Recommended Setup¶
After installing HolmesGPT and running your first investigation, connect your data sources so Holmes can perform deeper investigations.
How Holmes Works¶
HolmesGPT is an AI troubleshooting agent that investigates issues by pulling data from your existing observability stack. The more data sources you connect, the more thoroughly Holmes can investigate — correlating metrics with logs, tracing infrastructure changes to application failures, and building a complete picture of what went wrong.
Holmes works across cloud, on-premise, and hybrid environments. If you use Kubernetes, the Kubernetes toolsets are enabled automatically. But Kubernetes is not required — Holmes works equally well with Prometheus, Datadog, Elasticsearch, AWS, GCP, databases, and many other data sources. Configure the toolsets that match your stack.
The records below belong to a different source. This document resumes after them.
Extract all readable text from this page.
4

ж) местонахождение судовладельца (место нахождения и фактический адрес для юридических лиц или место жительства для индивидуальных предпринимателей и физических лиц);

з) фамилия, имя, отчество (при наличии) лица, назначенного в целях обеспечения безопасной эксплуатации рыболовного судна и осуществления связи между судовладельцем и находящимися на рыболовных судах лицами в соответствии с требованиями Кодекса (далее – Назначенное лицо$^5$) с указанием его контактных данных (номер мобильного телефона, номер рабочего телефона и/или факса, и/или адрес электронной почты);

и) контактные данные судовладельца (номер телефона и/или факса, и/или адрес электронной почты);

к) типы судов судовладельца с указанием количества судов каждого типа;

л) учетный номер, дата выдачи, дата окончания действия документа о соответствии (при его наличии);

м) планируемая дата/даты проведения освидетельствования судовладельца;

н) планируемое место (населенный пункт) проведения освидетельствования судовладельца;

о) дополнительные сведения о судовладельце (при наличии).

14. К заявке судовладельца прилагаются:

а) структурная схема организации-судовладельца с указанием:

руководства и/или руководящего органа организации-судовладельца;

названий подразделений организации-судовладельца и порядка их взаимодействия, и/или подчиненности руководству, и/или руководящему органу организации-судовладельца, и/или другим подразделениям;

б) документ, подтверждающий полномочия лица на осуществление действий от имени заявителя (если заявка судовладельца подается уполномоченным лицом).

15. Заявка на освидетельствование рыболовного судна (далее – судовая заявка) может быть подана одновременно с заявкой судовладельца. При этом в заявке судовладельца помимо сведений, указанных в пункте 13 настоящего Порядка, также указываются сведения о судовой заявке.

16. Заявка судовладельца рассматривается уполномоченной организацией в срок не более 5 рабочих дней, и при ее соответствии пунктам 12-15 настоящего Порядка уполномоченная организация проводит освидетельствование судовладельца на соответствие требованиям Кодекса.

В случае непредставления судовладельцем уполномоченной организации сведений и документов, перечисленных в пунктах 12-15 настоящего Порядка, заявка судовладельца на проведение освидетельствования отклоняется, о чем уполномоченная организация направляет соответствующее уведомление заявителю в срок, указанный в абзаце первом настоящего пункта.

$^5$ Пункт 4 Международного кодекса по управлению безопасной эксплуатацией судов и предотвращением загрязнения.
1. Connect a Metrics Provider¶
Metrics give Holmes visibility into trends over time. Without metrics, Holmes can still investigate using logs and infrastructure state, but it won't be able to spot gradual degradation or correlate historical information as well. Metrics are also critical to answering numerical questions, like 'what is the error rate for service xyz?'
Connect whichever metrics platform you already use:
| Platform | Setup Guide | Notes |
|---|---|---|
| Prometheus | Setup | Most common. Works with self-hosted, Grafana Cloud (Mimir), AWS AMP, Azure Managed Prometheus, Google Managed Prometheus, and Coralogix PromQL |
| Datadog | Setup | Enable datadog/metrics (and optionally datadog/logs, datadog/traces, datadog/general) |
| New Relic | Setup | Uses NRQL for metrics, traces, and logs in one toolset |
| Coralogix | Setup | For Coralogix-native log and metrics queries |
Quick example (Prometheus):
Add the following to ~/.holmes/config.yaml. Create the file if it doesn't exist:
toolsets:
prometheus/metrics:
enabled: true
config:
prometheus_url: http://prometheus-server.monitoring:9090
When using the standalone Holmes Helm Chart, update your values.yaml:
toolsets:
prometheus/metrics:
enabled: true
config:
prometheus_url: http://prometheus-server.monitoring:9090
Apply the configuration:
helm upgrade holmes holmes/holmes --values=values.yaml
When using the Robusta Helm Chart (which includes HolmesGPT), update your generated_values.yaml:
holmes:
toolsets:
prometheus/metrics:
enabled: true
config:
prometheus_url: http://prometheus-server.monitoring:9090
Apply the configuration:
helm upgrade robusta robusta/robusta --values=generated_values.yaml --set clusterName=<YOUR_CLUSTER_NAME>
2. Connect Centralized Logging¶
Centralized logging gives Holmes access to historical logs, cross-service log correlation, and full-text search across your environment. This is especially important for investigating issues where logs from the affected service are no longer available — crashed processes, terminated containers, rotated log files, or services running on VMs and bare metal.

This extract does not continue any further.